Menurut dia, pembentukan forum itu untuk mencari rencana kebijakan bersama untuk Riau dalam mengantisipasi cadangan minyak dan gas (migas) yang secara alami terus menurun. Pembuatan kebijakan di daerah mengenai energi, lanjutnya, perlu mendapat dukungan semua pihak agar tidak dijalankan parsial atau sendiri-sendiri.
"Kita jangan terpaku pada energi migas saja, karena Riau memiliki potensi energi lain yang belum digarap seperti energi matahari, air, CBM dan batubara," katanya.
Menurut dia, hasil rekomendasi mengenai pembentukan forum energi daerah pada seminar itu akan disampaikan ke Gubernur Riau untuk mendapatkan dukungan dari pemerintah daerah.
"Kita akan laporkan rekomendasinya ke gubernur, semoga beliau meresponnya dengan positif," ujarnya.
Sebelumnya, anggota DPD RI asal Riau Intsiawati Ayus mengatakan Pemerintah Provinsi Riau harus berperan aktif dalam penyusunan kebijakan energi di daerah.
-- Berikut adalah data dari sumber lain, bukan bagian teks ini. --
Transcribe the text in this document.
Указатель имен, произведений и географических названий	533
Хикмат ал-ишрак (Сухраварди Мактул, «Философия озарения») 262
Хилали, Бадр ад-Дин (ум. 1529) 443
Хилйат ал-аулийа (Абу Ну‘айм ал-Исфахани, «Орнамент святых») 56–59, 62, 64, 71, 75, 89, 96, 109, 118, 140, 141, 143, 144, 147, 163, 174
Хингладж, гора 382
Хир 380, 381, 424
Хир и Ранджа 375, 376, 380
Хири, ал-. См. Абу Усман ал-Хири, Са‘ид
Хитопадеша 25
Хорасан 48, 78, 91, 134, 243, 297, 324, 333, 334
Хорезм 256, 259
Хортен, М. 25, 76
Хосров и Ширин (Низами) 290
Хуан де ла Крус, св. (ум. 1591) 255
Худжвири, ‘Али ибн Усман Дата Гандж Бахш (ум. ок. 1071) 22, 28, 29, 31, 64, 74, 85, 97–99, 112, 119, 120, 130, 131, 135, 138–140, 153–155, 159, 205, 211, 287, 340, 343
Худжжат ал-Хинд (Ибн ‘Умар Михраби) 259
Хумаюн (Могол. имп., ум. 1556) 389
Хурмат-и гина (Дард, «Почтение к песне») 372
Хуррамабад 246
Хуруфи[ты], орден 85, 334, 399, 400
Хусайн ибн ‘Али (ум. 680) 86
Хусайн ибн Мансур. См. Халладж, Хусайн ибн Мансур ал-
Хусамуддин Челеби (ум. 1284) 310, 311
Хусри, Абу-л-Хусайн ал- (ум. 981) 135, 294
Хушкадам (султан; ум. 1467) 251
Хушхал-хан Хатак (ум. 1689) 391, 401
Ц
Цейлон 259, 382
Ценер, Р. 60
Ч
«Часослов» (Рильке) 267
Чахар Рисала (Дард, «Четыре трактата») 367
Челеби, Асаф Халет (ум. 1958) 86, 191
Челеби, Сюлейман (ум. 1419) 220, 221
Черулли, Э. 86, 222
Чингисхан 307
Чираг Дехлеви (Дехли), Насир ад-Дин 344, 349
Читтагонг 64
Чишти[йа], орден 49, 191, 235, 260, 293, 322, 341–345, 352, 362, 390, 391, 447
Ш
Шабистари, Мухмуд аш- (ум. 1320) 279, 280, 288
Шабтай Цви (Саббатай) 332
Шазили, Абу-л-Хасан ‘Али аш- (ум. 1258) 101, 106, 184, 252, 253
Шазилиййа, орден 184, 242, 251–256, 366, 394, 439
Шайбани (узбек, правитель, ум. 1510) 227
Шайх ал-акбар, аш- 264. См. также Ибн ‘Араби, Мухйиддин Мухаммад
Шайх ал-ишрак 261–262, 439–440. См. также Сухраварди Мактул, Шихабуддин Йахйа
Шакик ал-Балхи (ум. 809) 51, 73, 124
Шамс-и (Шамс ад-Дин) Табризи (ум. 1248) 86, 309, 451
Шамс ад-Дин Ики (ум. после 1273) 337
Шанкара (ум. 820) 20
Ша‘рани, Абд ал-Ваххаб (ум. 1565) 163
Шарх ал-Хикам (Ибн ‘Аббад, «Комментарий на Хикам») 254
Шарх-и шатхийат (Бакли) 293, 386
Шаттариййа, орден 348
Untuk menjamin keberlanjutan penyediaan dan peningkatan ketahanan energi lokal, lanjutnya, maka pembangunan dan pengembangan energi perlu melibatkan prakarsa daerah.
Sebab, berdasarkan UU No.30 tahun 2007 tentang Energi pada pasal 26 dijelaskan, pemerintah daerah provinsi dan kabupaten/kota memiliki kewenangan dalam pengelolaan energi di daerah masing-masing.
"Untuk masa mendatang, daerah jangan lagi jadi aktor pasif melainkan aktif memainkan peran dalam kebijakan energi," kata Intsiawati Ayus.
Menurut dia, kenyataan kini sangat kurang koordinasi antara pusat, provinsi dan kabupaten/kota terkait perencanaan energi. Akibatnya, kebijakan terkait energi seperti pertambangan, migas dan kelistrikan di daerah terkesan berjalan sendiri.
Padahal, ia menilai pemerintah daerah juga mempunyai kewenangan pengelolaan energi mulai dari kegiatan untuk penyediaan, pengusahaan dan pemanfaatan hingga penyediaan cadangan strategis dan konversi sumber daya energi.